L’innovazione finanziaria americana si spinse con la creativita’ a tal punto, da creare il processo con il quale si sarebbero potuti realizzare i sogni di tutti: diventare ricchi, essere imprenditori di se stessi, sentirsi padroni del mondo. Tutto questo puo’ essere riassunto in una sola parola: Cartolarizzazione.
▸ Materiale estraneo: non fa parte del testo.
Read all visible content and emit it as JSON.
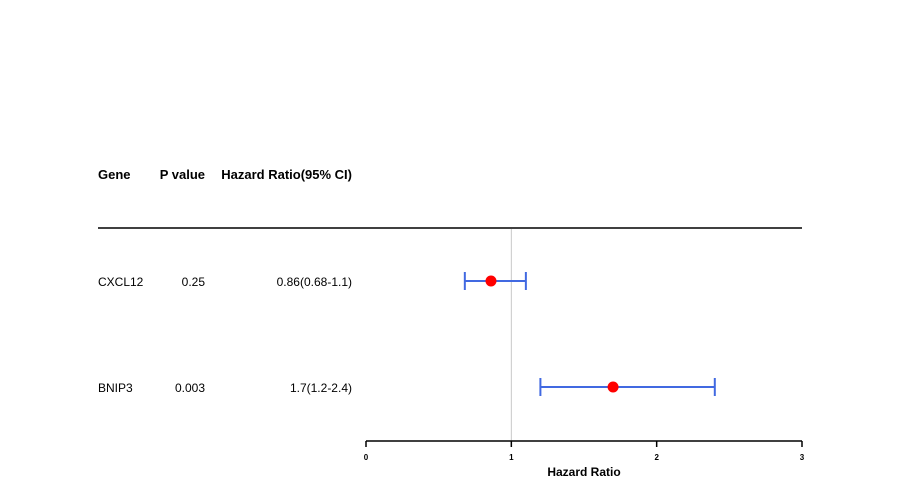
{
  "table": {
    "headers": {
      "gene": "Gene",
      "p_value": "P value",
      "hr": "Hazard Ratio(95% CI)"
    },
    "rows": [
      {
        "gene": "CXCL12",
        "p_value": "0.25",
        "hr_text": "0.86(0.68-1.1)"
      },
      {
        "gene": "BNIP3",
        "p_value": "0.003",
        "hr_text": "1.7(1.2-2.4)"
      }
    ]
  },
  "chart_data": {
    "type": "forest",
    "xlabel": "Hazard Ratio",
    "xlim": [
      0,
      3
    ],
    "xticks": [
      "0",
      "1",
      "2",
      "3"
    ],
    "reference_line": 1,
    "points": [
      {
        "category": "CXCL12",
        "estimate": 0.86,
        "lower": 0.68,
        "upper": 1.1
      },
      {
        "category": "BNIP3",
        "estimate": 1.7,
        "lower": 1.2,
        "upper": 2.4
      }
    ],
    "colors": {
      "point": "#ff0000",
      "interval": "#4169e1",
      "reference": "#c8c8c8",
      "axis": "#000000"
    }
  }
}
I vantaggi connessi all’utilizzo della cartolarizzazione erano piu’ che positivi se fossero stati regolamentati con la giusta attenzione. Di seguito:

I) Specializzazione produttiva. L’economia finanziaria aveva studiato la possibilita’ di   usare i capitali in maniera piu’ efficiente che mai, diversificando il rischio dei titoli in portafoglio. In sostanza, il portafoglio dei titoli o li strumenti derivati stessi (che erano stati creati grazie alla pratica del “tranching”) se si combinavano titoli con rischio basso a titoli con alto rischio, si riusciva a creare un portafoglio di titoli con rischio basso ma con piu’ alto rendimento, rispetto a titoli o portafogli non cosi’ “strutturati”. Si era trovato il modo per scommettere con il paracadute. Inoltre, si aveva la necessita’ di ridurre il livello del costo dei prestiti, e per questo furono tenuti bassi i tassi di interessi, ma la mossa non fece altro che gonfiare la bolla.SOLDI BORSA

II) Distribuzione del rischio. Il rischio di insolvenza che contraevano le banche nel concedere prestiti, veniva rivenduto al mercato tramite la cartolarizzazione. Infatti furono gli stessi debitori a scommettere sulla propria solvibilita’, se avessero acquistato strumenti finanziari. Il meccanismo si inceppo’ perche’, se da una parte le banche erano incentivate a concedere mutui, dall’altra i debitori non avevano nessun ritorno se avrebbero dovuto pagare un bene che perdeva valore. Nella prima situazione, la banca era propensa a concedere finanziamento, poiché il “mortgage broker” veniva pagato in base a quanti prestiti elargiva, senza dover badare troppo alla qualita’ del debitore. Il debitore a sua volta, quando vide che i prezzi degli immobili andavano a ribasso, tanto da dover ripianare un debito divenuto piu’ grande di quanto il valore immobiliare potesse risarcire, decise di non pagare piu’ le rate del debito. I due comportamenti esasperati portarono al fallimento del metodo di distribuzione del rischio attraverso la cartolarizzazione.

Non si puo’ escludere che con attenti accorgimenti, il disastroso strumento della cartolarizzazione avrebbe potuto funzionare in maniera migliore. Ricordiamo che il tutto parte dall’intensione di dare accesso al credito anche a chi non avrebbe potuto mai averne affinche’ avesse potuto costruire un qualcosa utile a far girare l’economia.

Inoltre, si sarebbe potuto sventare l’uragano finanziario, se solo si fossero ascoltati i consigli di Paul Krugman, o quelli di Ranghuram Rajan che nel 2005 scriveva “has financial devolopment made the world riskier?”